Fischgrät oder Noppen?

Welche Sohle eignet sich für welchen Belag? Hier gibt’s eine Übersicht - Ok, zum Tennisspielen braucht man vor allem eines: einen Schläger. Eine Saite ist auch nicht verkehrt und auch Bälle sind ein durchaus sinnvoller Bestandteil der Ausrüstung. Das wichtigste der „nicht-essenziellen“ Tennis-Utensilien dürften wohl die Schuhe sein. Denn man könnte – rein theoretisch wohlgemerkt – ja auch barfuß spielen oder auf Socken, aber wer das schon mal probiert hat weiß, dass das nur theoretisch geht.

Jetzt aber mal im Ernst: Der richtige Schuh ist vielleicht nicht so entscheidend wie der richtige Schläger und die passende Saite. Aber mit schlecht sitzenden oder unpassenden Schuhen ist das Ganze auch kein Vergnügen. Stellt sich nur die Frage: Welche Schuhe passen zu welchem Bodenbelag?

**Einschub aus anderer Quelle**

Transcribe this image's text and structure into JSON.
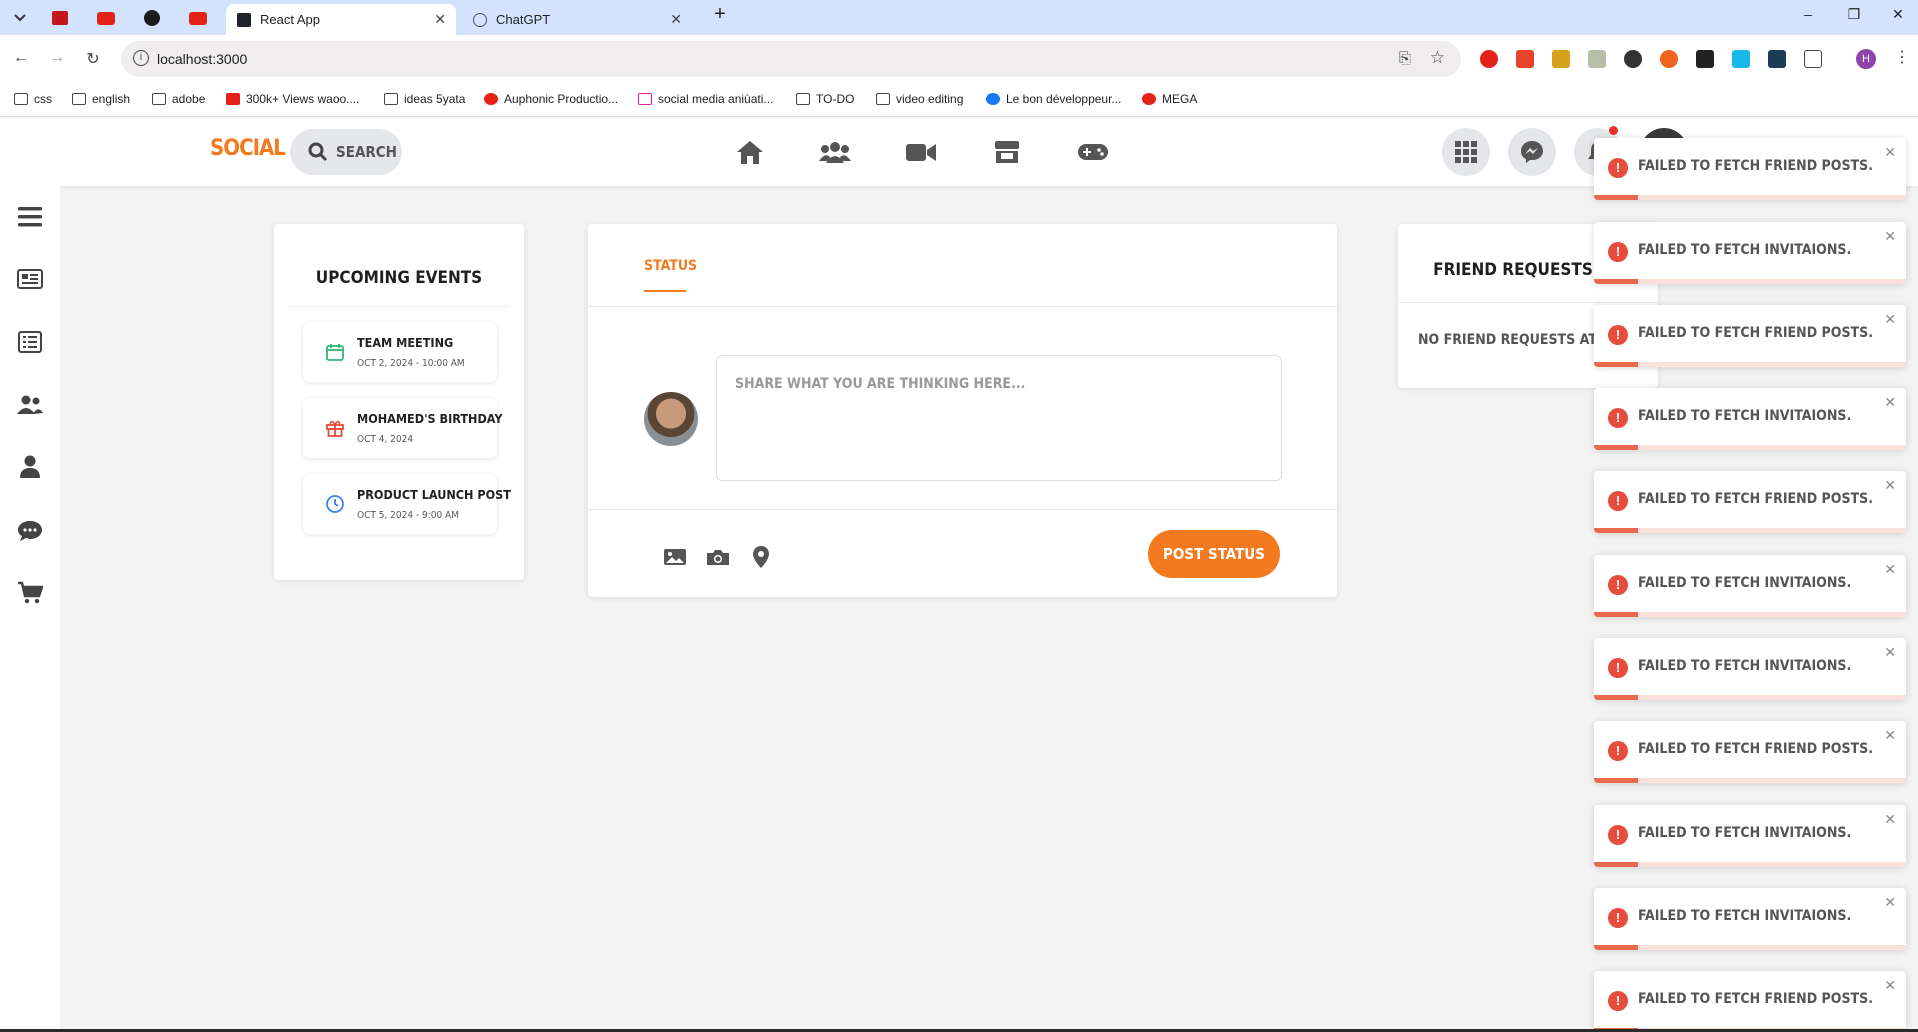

Fangen wir mit dem leichtesten Fall an: der klassische Teppichboden. Hier ist die Antwort ganz klar: es müssen Schuhe mit komplett glatter Sohle sein. Sonst schmeißt uns der Hallenwart (mit Recht) raus, da Profilschuhe den Teppich zu schnell kaputt machen würden.

Nächster Extremfall ist Sand: Hier hat sich das klassische Fischgrät-Profil am besten bewährt. Es „beißt“ sich regelrecht in den Belag und sorgt – unter Belastung – für den nötigen Halt um nicht wegzurutschen.

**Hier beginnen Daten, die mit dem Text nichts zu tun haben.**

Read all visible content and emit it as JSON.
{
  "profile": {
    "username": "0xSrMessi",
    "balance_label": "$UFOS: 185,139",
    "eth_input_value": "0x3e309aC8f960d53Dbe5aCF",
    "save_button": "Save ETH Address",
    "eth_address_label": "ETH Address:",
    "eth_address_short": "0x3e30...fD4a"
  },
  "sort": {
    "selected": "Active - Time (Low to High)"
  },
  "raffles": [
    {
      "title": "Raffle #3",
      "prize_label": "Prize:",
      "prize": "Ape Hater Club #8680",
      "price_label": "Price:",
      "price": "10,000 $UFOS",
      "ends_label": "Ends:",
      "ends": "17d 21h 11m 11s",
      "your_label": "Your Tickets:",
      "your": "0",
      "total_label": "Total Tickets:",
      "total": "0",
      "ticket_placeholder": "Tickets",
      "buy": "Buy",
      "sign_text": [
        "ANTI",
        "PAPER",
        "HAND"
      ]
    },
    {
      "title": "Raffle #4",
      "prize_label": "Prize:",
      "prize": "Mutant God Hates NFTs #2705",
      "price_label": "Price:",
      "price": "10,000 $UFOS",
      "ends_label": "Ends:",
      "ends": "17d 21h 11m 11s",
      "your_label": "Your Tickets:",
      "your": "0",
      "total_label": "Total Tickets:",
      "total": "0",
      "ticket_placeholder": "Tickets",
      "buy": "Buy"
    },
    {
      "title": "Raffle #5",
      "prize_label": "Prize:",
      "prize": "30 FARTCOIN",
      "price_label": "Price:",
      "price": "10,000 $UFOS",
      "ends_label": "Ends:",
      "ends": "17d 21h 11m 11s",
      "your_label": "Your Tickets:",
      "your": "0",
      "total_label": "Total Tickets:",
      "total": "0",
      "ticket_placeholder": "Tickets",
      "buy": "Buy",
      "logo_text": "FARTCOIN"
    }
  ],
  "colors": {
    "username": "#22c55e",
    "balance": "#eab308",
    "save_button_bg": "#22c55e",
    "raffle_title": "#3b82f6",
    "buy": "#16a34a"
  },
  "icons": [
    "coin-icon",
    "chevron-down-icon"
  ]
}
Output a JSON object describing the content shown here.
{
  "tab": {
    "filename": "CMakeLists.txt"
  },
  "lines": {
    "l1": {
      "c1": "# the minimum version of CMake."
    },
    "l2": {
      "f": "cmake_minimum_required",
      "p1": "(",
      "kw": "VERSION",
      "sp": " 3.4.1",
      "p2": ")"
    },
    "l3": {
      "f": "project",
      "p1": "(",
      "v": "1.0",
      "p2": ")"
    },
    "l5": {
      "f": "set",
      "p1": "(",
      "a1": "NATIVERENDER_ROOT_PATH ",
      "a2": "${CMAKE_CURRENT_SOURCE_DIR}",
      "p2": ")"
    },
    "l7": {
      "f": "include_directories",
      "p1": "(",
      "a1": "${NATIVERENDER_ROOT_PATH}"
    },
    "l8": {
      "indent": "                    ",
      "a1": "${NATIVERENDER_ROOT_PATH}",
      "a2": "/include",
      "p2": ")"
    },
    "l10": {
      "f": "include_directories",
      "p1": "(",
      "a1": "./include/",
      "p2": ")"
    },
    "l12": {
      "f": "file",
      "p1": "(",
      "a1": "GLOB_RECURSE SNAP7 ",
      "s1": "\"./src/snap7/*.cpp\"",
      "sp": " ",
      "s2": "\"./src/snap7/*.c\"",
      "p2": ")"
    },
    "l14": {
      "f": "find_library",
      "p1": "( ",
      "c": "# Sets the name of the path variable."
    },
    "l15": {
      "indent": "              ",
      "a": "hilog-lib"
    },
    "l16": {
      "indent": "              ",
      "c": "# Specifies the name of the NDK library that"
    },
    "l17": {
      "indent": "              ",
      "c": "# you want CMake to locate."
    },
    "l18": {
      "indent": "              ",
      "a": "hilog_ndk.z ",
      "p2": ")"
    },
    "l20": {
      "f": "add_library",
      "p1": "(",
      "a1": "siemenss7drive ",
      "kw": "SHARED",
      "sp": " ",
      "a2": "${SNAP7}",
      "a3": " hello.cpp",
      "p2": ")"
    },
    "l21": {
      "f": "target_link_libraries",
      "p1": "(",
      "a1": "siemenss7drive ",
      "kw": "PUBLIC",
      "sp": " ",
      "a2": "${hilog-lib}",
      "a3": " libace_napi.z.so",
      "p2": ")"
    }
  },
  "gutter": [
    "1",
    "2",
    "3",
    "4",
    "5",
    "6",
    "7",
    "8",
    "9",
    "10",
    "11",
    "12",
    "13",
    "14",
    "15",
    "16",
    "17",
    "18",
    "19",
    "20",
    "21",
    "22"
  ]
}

Von oben: glatte Teppichsohle, Fischgrät-Sandplatzprofil, Omni-Sohle und ein typisches Allcourt-/Hartplatz-Profil.

Von oben: glatte Teppichsohle, Fischgrät-Sandplatzprofil, Omni-Sohle und ein typisches Allcourt-/Hartplatz-Profil.

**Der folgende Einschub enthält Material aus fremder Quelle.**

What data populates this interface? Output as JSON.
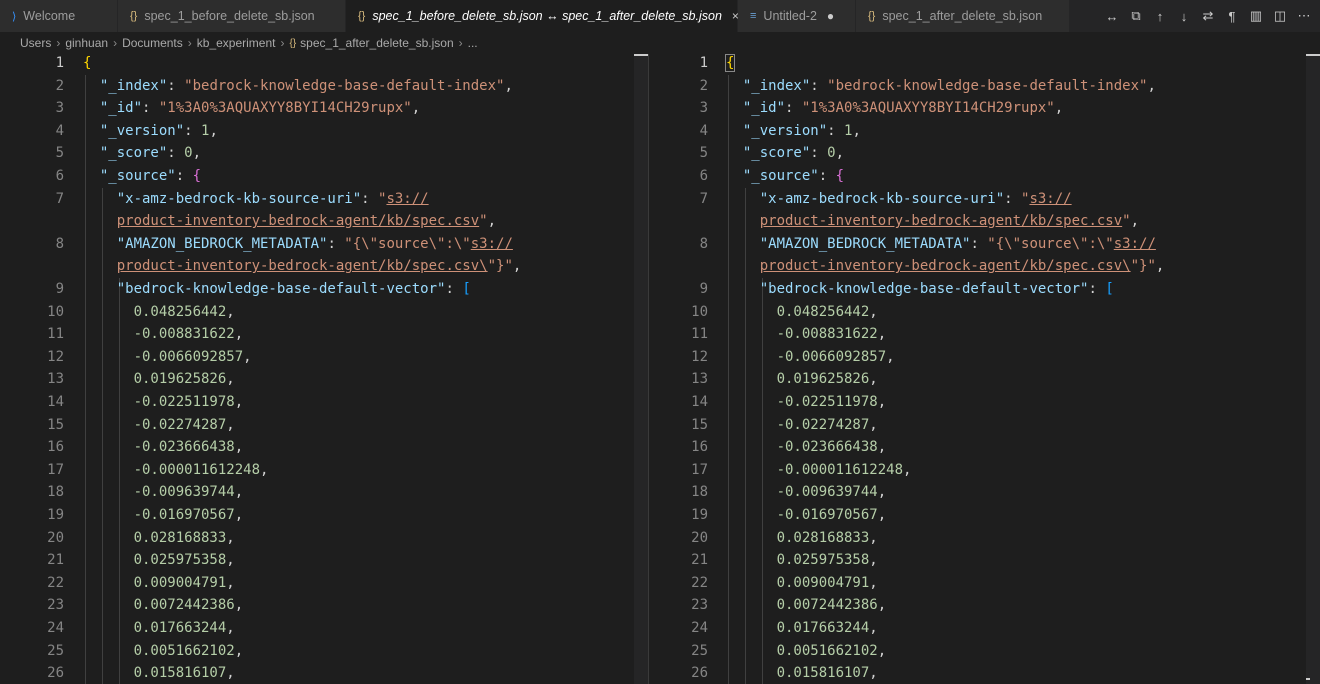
{
  "tabs": [
    {
      "label": "Welcome",
      "icon": "vscode-logo-icon",
      "active": false
    },
    {
      "label": "spec_1_before_delete_sb.json",
      "icon": "json-file-icon",
      "active": false
    },
    {
      "label": "spec_1_before_delete_sb.json ↔ spec_1_after_delete_sb.json",
      "icon": "json-file-icon",
      "active": true,
      "close": "×"
    },
    {
      "label": "Untitled-2",
      "icon": "untitled-file-icon",
      "active": false,
      "dirty": "●"
    },
    {
      "label": "spec_1_after_delete_sb.json",
      "icon": "json-file-icon",
      "active": false
    }
  ],
  "breadcrumb": {
    "items": [
      "Users",
      "ginhuan",
      "Documents",
      "kb_experiment",
      "spec_1_after_delete_sb.json",
      "..."
    ],
    "separator": "›"
  },
  "toolbar_icons": [
    "swap-icon",
    "diff-toggle-icon",
    "previous-change-icon",
    "next-change-icon",
    "swap-sides-icon",
    "whitespace-icon",
    "minimap-icon",
    "split-editor-icon",
    "more-icon"
  ],
  "colors": {
    "background": "#1e1e1e",
    "key": "#9cdcfe",
    "string": "#ce9178",
    "number": "#b5cea8",
    "bracket_1": "#ffd700",
    "bracket_2": "#da70d6",
    "bracket_3": "#179fff"
  },
  "code": {
    "line_numbers": [
      "1",
      "2",
      "3",
      "4",
      "5",
      "6",
      "7",
      "",
      "8",
      "",
      "9",
      "10",
      "11",
      "12",
      "13",
      "14",
      "15",
      "16",
      "17",
      "18",
      "19",
      "20",
      "21",
      "22",
      "23",
      "24",
      "25",
      "26"
    ],
    "open_brace": "{",
    "index_key": "\"_index\"",
    "index_val": "\"bedrock-knowledge-base-default-index\"",
    "id_key": "\"_id\"",
    "id_val": "\"1%3A0%3AQUAXYY8BYI14CH29rupx\"",
    "version_key": "\"_version\"",
    "version_val": "1",
    "score_key": "\"_score\"",
    "score_val": "0",
    "source_key": "\"_source\"",
    "source_open": "{",
    "uri_key": "\"x-amz-bedrock-kb-source-uri\"",
    "uri_val_1_pre": "\"",
    "uri_val_1_link": "s3://",
    "uri_val_2_link": "product-inventory-bedrock-agent/kb/spec.csv",
    "uri_val_2_post": "\"",
    "meta_key": "\"AMAZON_BEDROCK_METADATA\"",
    "meta_val_1_pre": "\"{\\\"source\\\":\\\"",
    "meta_val_1_link": "s3://",
    "meta_val_2_link": "product-inventory-bedrock-agent/kb/spec.csv\\",
    "meta_val_2_post": "\"}\"",
    "vector_key": "\"bedrock-knowledge-base-default-vector\"",
    "vector_open": "[",
    "vector": [
      "0.048256442",
      "-0.008831622",
      "-0.0066092857",
      "0.019625826",
      "-0.022511978",
      "-0.02274287",
      "-0.023666438",
      "-0.000011612248",
      "-0.009639744",
      "-0.016970567",
      "0.028168833",
      "0.025975358",
      "0.009004791",
      "0.0072442386",
      "0.017663244",
      "0.0051662102",
      "0.015816107"
    ]
  }
}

Es gibt aber auch durchaus Tennisspieler, die brauchen kein solch ausgeprägtes Profil. Einer der besten deutschen Nachwuchsspieler trägt auf Sand einen Babolat Team Omni – ein Schuh mit eher leichtem Profil. Viele „Fischgrät-Freaks“ würden damit wohl eher laufen wie auf Eiern. Der Junge aber legt eine fantastische Beinarbeit auf den Platz.

Eigentlich sind Schuhe wie der Omni ja eher für sandverfüllte Kunstrasenplätze oder Granulat gedacht. Die Gretchenfrage auf diesen Böden ist dabei immer: rutschen oder nicht rutschen? Denn das Problem ist oft, dass der Sand beziehungsweise das Granulat nicht gut verteilt ist. Versucht man nun an einer Stelle zu rutschen, auf der nichts liegt, dann ist die Gefahr eines uneleganten Überschlags groß. Wer daher eher zur Variante „nicht rutschen“ tendiert, der ist hier am ehesten mit Fischgrätprofil gut bedient. Ansonsten sind tatsächlich die Omni-Sohlen erste Wahl.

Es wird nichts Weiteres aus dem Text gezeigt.